When a loved one dies, we are often crushed by the realization that life goes on without them. It’s no different when someone is “dead” to us, whatever the reason may be. It’s just not as obvious because we assume they still live on elsewhere, not just in our memory.
We tend to remember the last time we saw someone or heard their voice. That’s why I declined to see Joe when he was dying and so ravaged by cancer. It’s why I refused to see Daddy in his casket. People are forever emblazoned in our memory as they were at that last encounter.
The same is true of people we have not seen in a while, whether that’s a few weeks or a few decades. The longer the distance, the more pronounced it is as we realize— if we realize—that life has gone on without us. Not without them, but without us. They may have been dead to us, but life has not ended for them. Their lives have happened without us, without our mental documentation of their joys and sorrows and daily growth experiences.
We don’t usually see it that way, though. That intervention of life feels like a betrayal, as if they’re no longer who we thought they were. And they’re not. Things have happened, while they were dead to us, and they really aren’t the same person as in our memory.

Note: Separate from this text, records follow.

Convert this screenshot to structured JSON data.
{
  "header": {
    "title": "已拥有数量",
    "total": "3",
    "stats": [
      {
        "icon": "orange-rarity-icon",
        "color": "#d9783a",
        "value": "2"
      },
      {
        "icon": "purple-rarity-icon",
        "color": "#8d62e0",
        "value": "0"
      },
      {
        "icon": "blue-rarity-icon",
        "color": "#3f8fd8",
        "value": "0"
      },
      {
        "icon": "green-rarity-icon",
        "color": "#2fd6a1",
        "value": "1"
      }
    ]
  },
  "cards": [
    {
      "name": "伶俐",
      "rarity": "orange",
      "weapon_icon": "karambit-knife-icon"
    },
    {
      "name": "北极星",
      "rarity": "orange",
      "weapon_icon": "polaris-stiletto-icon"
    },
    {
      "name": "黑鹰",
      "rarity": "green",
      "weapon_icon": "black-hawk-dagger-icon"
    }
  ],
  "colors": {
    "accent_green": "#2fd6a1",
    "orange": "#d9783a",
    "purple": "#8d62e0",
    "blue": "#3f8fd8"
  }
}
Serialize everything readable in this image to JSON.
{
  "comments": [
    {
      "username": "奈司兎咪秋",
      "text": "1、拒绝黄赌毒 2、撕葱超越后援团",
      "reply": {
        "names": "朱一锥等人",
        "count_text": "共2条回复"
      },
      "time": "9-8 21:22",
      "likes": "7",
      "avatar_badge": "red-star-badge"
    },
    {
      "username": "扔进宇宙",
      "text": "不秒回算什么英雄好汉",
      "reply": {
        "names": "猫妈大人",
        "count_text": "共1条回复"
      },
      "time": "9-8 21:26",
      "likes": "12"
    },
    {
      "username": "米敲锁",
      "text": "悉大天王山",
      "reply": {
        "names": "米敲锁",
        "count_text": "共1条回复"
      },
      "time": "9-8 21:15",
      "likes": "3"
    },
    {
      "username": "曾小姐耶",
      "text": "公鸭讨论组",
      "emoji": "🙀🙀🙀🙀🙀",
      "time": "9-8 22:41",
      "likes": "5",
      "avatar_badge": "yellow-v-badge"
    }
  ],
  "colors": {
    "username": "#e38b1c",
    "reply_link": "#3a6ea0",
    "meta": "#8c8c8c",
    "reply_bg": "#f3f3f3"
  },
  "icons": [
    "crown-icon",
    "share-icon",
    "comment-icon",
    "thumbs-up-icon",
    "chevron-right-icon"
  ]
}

I’m at a place in my life where enough cycles have completed that I have now seen many people come and go and come again in my life. The ones who come back are often surprised, and the ones who are more of an oppressive nature don’t tend to stay for very long and almost always try to shame me that I’m not the person they remember. That usually happens the first time I say no.
I think on this as I consider brief reunions with an older woman I have not seen in many years and a younger woman I haven’t seen in a couple of months. Both are professional ties, but we were friendlier than most colleagues and were close enough that we knew each other’s kids’ names and quirks as well as each other’s politics and sexual preferences.

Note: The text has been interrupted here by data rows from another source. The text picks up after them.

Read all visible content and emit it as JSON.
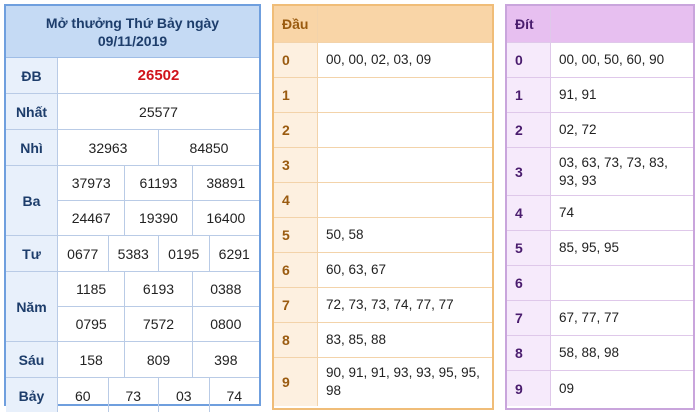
{
  "results": {
    "title_line1": "Mở thưởng Thứ Bảy ngày",
    "title_line2": "09/11/2019",
    "rows": [
      {
        "label": "ĐB",
        "lines": [
          [
            "26502"
          ]
        ]
      },
      {
        "label": "Nhất",
        "lines": [
          [
            "25577"
          ]
        ]
      },
      {
        "label": "Nhì",
        "lines": [
          [
            "32963",
            "84850"
          ]
        ]
      },
      {
        "label": "Ba",
        "lines": [
          [
            "37973",
            "61193",
            "38891"
          ],
          [
            "24467",
            "19390",
            "16400"
          ]
        ]
      },
      {
        "label": "Tư",
        "lines": [
          [
            "0677",
            "5383",
            "0195",
            "6291"
          ]
        ]
      },
      {
        "label": "Năm",
        "lines": [
          [
            "1185",
            "6193",
            "0388"
          ],
          [
            "0795",
            "7572",
            "0800"
          ]
        ]
      },
      {
        "label": "Sáu",
        "lines": [
          [
            "158",
            "809",
            "398"
          ]
        ]
      },
      {
        "label": "Bảy",
        "lines": [
          [
            "60",
            "73",
            "03",
            "74"
          ]
        ]
      }
    ]
  },
  "dau": {
    "header": "Đầu",
    "rows": [
      {
        "key": "0",
        "value": "00, 00, 02, 03, 09"
      },
      {
        "key": "1",
        "value": ""
      },
      {
        "key": "2",
        "value": ""
      },
      {
        "key": "3",
        "value": ""
      },
      {
        "key": "4",
        "value": ""
      },
      {
        "key": "5",
        "value": "50, 58"
      },
      {
        "key": "6",
        "value": "60, 63, 67"
      },
      {
        "key": "7",
        "value": "72, 73, 73, 74, 77, 77"
      },
      {
        "key": "8",
        "value": "83, 85, 88"
      },
      {
        "key": "9",
        "value": "90, 91, 91, 93, 93, 95, 95, 98"
      }
    ]
  },
  "dit": {
    "header": "Đít",
    "rows": [
      {
        "key": "0",
        "value": "00, 00, 50, 60, 90"
      },
      {
        "key": "1",
        "value": "91, 91"
      },
      {
        "key": "2",
        "value": "02, 72"
      },
      {
        "key": "3",
        "value": "03, 63, 73, 73, 83, 93, 93"
      },
      {
        "key": "4",
        "value": "74"
      },
      {
        "key": "5",
        "value": "85, 95, 95"
      },
      {
        "key": "6",
        "value": ""
      },
      {
        "key": "7",
        "value": "67, 77, 77"
      },
      {
        "key": "8",
        "value": "58, 88, 98"
      },
      {
        "key": "9",
        "value": "09"
      }
    ]
  },
  "colors": {
    "special_prize": "#d0141b",
    "results_border": "#6f9fde",
    "dau_border": "#f0bd78",
    "dit_border": "#c9a5dc"
  }
}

The older woman was back in town on a visit and looked me up. I’d tried to keep in touch but she’d moved out of the country and she was never one to write long letters. Lonely and newly divorced, she decided to seek out old safety—and finding me again was part of that. She could not, however, reconcile that time had passed, and while it was great to hear Pat Benatar CD’s again after so many years and talk of nothing but remember-whens, it grew stale very quickly as I realized we no longer had anything in common but our youth. We could not hold a conversation in the present. Our reunion was nothing but a trip to the past, and she couldn’t understand that I’d changed. I’d grown up and my priorities were different. Our visit left me feeling a bit sad, I think more so because she really had not changed so much over the years and was stuck back in that place of long ago. She’d frozen me in her memory, most likely in some spike-heeled, hat-wearing, braless-but-mega-shoulder-padded concoction from the 80’s. I’d been dead to her for a long, long time, but my life had gone on without her.

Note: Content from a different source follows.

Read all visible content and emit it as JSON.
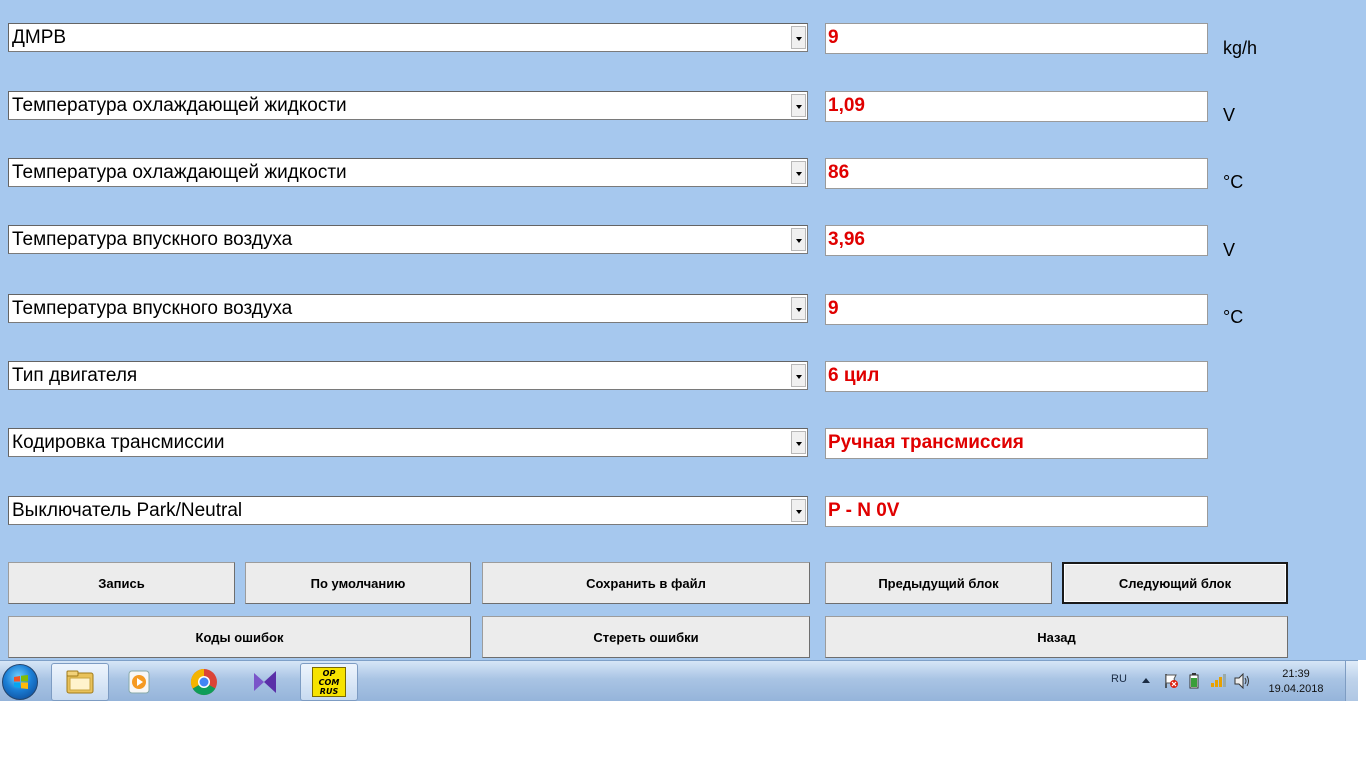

The younger woman basically dumped me as a lunch partner when she took a new job that required a new set of friends and activities. It wasn’t malicious—she just didn’t have time for anyone who didn’t give her career a boost right then. But two months later, she’s back and calling to suggest we do lunch and reconnect. Now that she’s settled into her new life, she’s a bit lonely and misses our talks. She’d like to take up with where our friendship left off.
And therein lies the problem. She may have put our friendship on a shelf, but my life hasn’t been on a shelf. I’ve had a lot happen in the past couple of months. She says she wants to hear all about it, but I no longer feel like sharing any of it with her. I’m not the same person I was two months ago. I was hurt when she cancelled lunches with me to associate herself with higher-ranking professionals and pissed when she brought them along to what I’d thought would be private discussions—and shared with them some of my private information so they wouldn’t feel “left out.” While she’s been working on her career and neglecting old friendships, I’ve worked through my annoyances with her and moved on. She hasn’t seen me in two months and in her mind, I am still the same person who hung up the phone after our last conversation and I’ve been frozen in time for those 60 days, still sitting at my desk and, while working on a project, waiting non-chalantly for her to call back and say, “I’m running late so meet me at the food court at 11:45 instead of 11:30.”
But I am not the same, and life has gone on without her.
Everything changes. Nothing remains unchanged by the passage of life and time. And if we do not share the moments, if we choose for someone to be dead to us, then we’re actually the ones who have died in that person’s life because they do go on and they will never be the same again as they were in that moment.
Nor will the relationship ever be the same again as when we parted. And then, it’s often easier to speak to the Dead than to start over with the Still Living.